Bobby Jindal has threatened for weeks to act if Louisiana’s legislature didn’t move to protect businesses threatened with state sanctions for refusing to participate in same-sex weddings. When Democrats used a procedural move to sideline a bill addressing the issue, Jindal didn’t waste much time. Just hours afterward, he announced that he would sign an executive order forbidding any state enforcement of penalties in those situations:
Gov. Bobby Jindal issued a statement Tuesday (May 19) saying he plans to issue an executive order to enforce the intent of a religious freedom bill that effectively died about two hours earlier, in the House Civil Law and Procedure Committee.
Read the full statement below:
“We are disappointed by the committee’s action to return the Louisiana Marriage and Conscience Act to the calendar. We will be issuing an Executive Order shortly that will accomplish the intent of HB 707 to prevent the state from discriminating against persons or entities with deeply held religious beliefs that marriage is between one man and one woman.
“This Executive Order will prohibit the state from denying or revoking a tax exemption, tax deduction, contract, cooperative agreement, loan, professional license, certification, accreditation, or employment on the basis the person acts in accordance with a religious belief that marriage is between one man and one woman.”
As The Hill’s Ben Kamisar notes, most of the rest of the governors involved in this issue ran the other direction. In large part, that momentum resulted from media coverage such as this from WGNO:
There’s not much doubt what WGNO wanted its viewers to think, but neither the bill nor the EO sanctions bigotry. Both are meant to prevent people from using the power of the state to demand forced participation in events that violate the religious principles of business owners. Neither would prevent the state from pursuing legitimate cases of discrimination. It’s a specification for the application of the RFRA laws that states and the federal government passed to wide bipartisan consensus over the last two decades, up until it ran up against the desire of the Left to enforce participation and celebration rather than provide for tolerance.
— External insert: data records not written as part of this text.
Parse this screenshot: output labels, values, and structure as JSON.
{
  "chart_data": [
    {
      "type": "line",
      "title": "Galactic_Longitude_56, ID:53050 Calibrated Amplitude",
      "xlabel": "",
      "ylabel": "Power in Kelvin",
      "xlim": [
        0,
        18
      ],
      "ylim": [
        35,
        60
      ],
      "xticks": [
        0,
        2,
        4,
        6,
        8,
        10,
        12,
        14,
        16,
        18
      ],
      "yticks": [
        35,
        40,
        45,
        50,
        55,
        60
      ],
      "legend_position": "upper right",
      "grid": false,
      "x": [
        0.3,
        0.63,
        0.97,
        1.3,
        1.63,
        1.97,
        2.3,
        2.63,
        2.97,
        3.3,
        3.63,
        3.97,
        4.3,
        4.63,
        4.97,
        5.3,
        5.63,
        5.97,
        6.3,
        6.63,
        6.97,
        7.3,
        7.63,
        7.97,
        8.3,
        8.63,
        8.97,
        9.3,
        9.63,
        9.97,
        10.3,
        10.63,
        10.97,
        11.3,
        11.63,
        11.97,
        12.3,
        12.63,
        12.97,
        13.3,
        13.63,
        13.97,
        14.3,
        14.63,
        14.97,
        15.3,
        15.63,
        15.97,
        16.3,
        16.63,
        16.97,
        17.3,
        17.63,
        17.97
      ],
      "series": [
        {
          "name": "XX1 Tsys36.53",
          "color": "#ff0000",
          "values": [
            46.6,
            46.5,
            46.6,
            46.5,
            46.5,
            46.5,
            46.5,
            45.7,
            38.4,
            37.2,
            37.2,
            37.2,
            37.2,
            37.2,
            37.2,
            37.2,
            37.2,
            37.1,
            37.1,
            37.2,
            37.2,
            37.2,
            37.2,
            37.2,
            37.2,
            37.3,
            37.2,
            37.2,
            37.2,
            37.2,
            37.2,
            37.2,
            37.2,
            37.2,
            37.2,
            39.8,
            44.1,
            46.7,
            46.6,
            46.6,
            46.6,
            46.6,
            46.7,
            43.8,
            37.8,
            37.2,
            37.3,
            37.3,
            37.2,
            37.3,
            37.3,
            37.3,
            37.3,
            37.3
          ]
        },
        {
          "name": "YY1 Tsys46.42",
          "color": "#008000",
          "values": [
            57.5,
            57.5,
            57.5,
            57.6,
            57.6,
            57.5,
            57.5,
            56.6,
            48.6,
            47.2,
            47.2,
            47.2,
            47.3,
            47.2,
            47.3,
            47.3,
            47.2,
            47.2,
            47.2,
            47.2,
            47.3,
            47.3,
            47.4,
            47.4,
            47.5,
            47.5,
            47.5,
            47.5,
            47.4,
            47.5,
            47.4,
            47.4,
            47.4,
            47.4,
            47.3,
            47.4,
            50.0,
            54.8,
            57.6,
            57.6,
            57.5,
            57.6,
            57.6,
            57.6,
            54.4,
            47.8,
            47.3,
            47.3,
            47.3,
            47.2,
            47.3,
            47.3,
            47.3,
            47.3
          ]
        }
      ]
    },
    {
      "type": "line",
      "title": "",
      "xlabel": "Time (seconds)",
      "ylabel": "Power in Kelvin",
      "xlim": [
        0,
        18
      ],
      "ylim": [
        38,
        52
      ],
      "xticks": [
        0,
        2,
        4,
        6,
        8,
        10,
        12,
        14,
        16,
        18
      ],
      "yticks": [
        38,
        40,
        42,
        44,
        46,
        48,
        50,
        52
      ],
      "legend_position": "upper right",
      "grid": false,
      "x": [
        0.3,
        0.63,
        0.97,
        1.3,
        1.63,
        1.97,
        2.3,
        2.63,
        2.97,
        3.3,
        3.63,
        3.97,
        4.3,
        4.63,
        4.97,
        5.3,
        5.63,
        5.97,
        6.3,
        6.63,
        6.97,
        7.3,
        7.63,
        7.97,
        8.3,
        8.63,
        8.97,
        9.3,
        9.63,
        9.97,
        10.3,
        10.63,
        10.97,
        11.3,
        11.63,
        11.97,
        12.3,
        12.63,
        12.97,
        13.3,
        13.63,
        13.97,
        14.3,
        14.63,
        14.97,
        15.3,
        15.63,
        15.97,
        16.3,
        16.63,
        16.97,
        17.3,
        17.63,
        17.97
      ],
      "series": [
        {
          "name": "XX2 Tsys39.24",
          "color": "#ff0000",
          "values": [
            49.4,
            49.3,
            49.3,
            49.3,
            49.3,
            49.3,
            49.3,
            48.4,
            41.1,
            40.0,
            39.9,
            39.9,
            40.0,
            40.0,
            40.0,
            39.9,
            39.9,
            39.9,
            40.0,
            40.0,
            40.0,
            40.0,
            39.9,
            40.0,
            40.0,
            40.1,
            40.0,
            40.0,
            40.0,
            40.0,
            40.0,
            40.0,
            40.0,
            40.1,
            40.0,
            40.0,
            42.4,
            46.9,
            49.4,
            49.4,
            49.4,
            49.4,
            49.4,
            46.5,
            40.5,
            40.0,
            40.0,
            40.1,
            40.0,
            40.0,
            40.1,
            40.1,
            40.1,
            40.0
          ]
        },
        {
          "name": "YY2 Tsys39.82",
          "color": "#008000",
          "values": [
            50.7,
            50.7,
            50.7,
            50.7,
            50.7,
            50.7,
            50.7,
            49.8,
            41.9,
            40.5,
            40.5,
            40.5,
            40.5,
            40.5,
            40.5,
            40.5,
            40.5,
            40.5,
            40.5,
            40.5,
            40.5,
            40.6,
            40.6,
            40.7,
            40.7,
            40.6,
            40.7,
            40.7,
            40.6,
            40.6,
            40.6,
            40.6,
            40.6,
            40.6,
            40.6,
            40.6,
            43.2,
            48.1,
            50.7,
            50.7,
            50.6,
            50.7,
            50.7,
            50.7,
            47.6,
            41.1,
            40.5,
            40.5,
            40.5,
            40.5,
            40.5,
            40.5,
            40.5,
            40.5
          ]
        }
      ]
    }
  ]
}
Jindal isn’t sitting passively on the PR effort, either. The American Future Project, the PAC supporting Jindal’s presumed presidential run, launched a new 30-second spot in defense of his action. The takeaway line comes last — “The United States of America didn’t create religious liberty — religious liberty created the United States of America.”
Don’t expect to see too many other governors go this far in dealing with this issue. Most of them would rather not get involved in the fight, especially after the way Mike Pence got ripped in the national media earlier this year. Whether it’s wise or not, Jindal doesn’t seem to mind fighting for this particular political hill.